AI21 Labs recently released “Contextual Answers,” a question-answering engine designed primarily for enterprise use. This innovative engine, when integrated with large language models (LLMs), allows users to upload their data libraries, enabling the LLM to respond based on specific information.
The launch of AI products like ChatGPT has brought significant changes to the AI industry. However, due to concerns about trustworthiness, many businesses have been hesitant to adopt these technologies.
Research indicates that employees spend almost half of their workdays searching for information, highlighting the potential for chatbots capable of performing search functions. Nonetheless, most existing chatbots are not optimized for enterprise use.
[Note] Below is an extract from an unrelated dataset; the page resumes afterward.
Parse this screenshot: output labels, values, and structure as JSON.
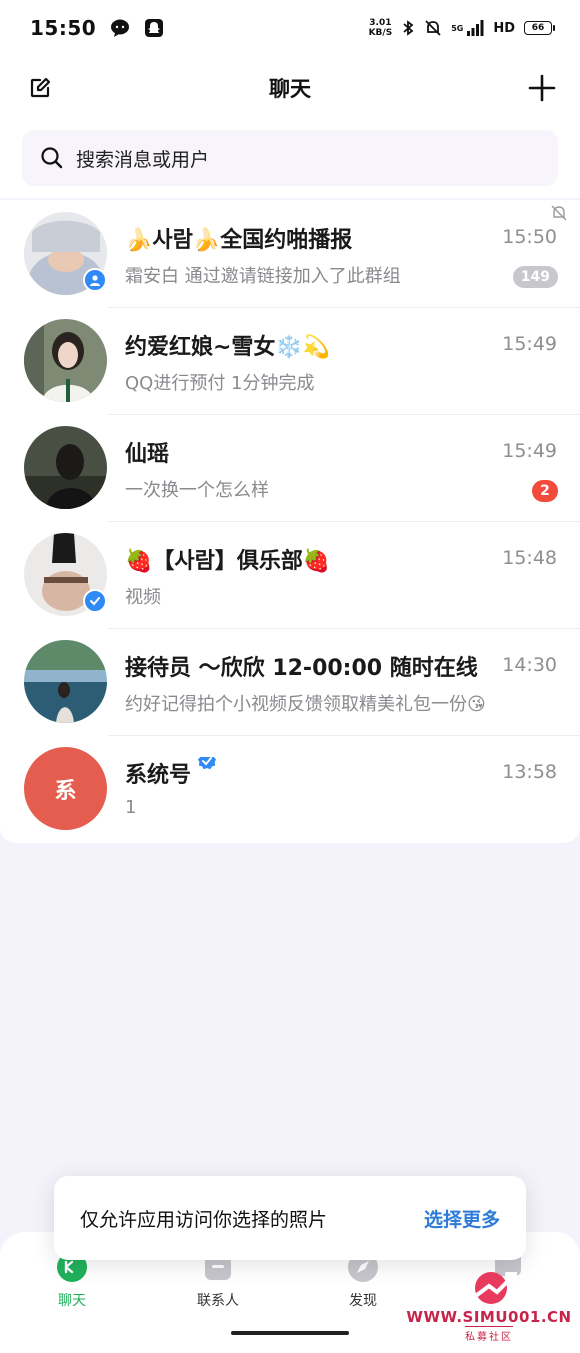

AI21 developed Contextual Answers to bridge the gap between general-use chatbots and enterprise-level question-answering services. It allows users to customize the AI’s responses without the need to retrain models, addressing some of the main barriers to adoption, such as cost, complexity, and the lack of model specialization for organizational data.
One major challenge faced in developing useful LLMs, like ChatGPT and Google’s Bard, is teaching them to express a lack of confidence. Instead of providing uncertain responses like “I don’t know,” these models tend to generate information without a factual basis, a phenomenon known as “hallucinations.”
AI21’s Contextual Answers aims to solve the hallucination problem by either providing information only from user-provided documentation or not providing any response at all, thus enhancing accuracy.
In sectors where accuracy is crucial, such as finance and law, the adoption of generative pre trained transformer (GPT) systems has yielded mixed results. GPT systems have faced caution in the finance industry due to their tendency to hallucinate or mix incorrect information, even when connected to the internet for source linking. Similarly, in the legal sector, reliance on outputs generated by ChatGPT led to fines and sanctions for a lawyer during a case.
By proactively loading AI systems with relevant data and intervening to prevent non-factual information from being generated, AI21 seems to have addressed the hallucination problem, making mass adoption more likely, especially in the fintech sector where traditional financial institutions have been hesitant to embrace GPT tech and the cryptocurrency and blockchain communities have experienced varying degrees of success with chatbots.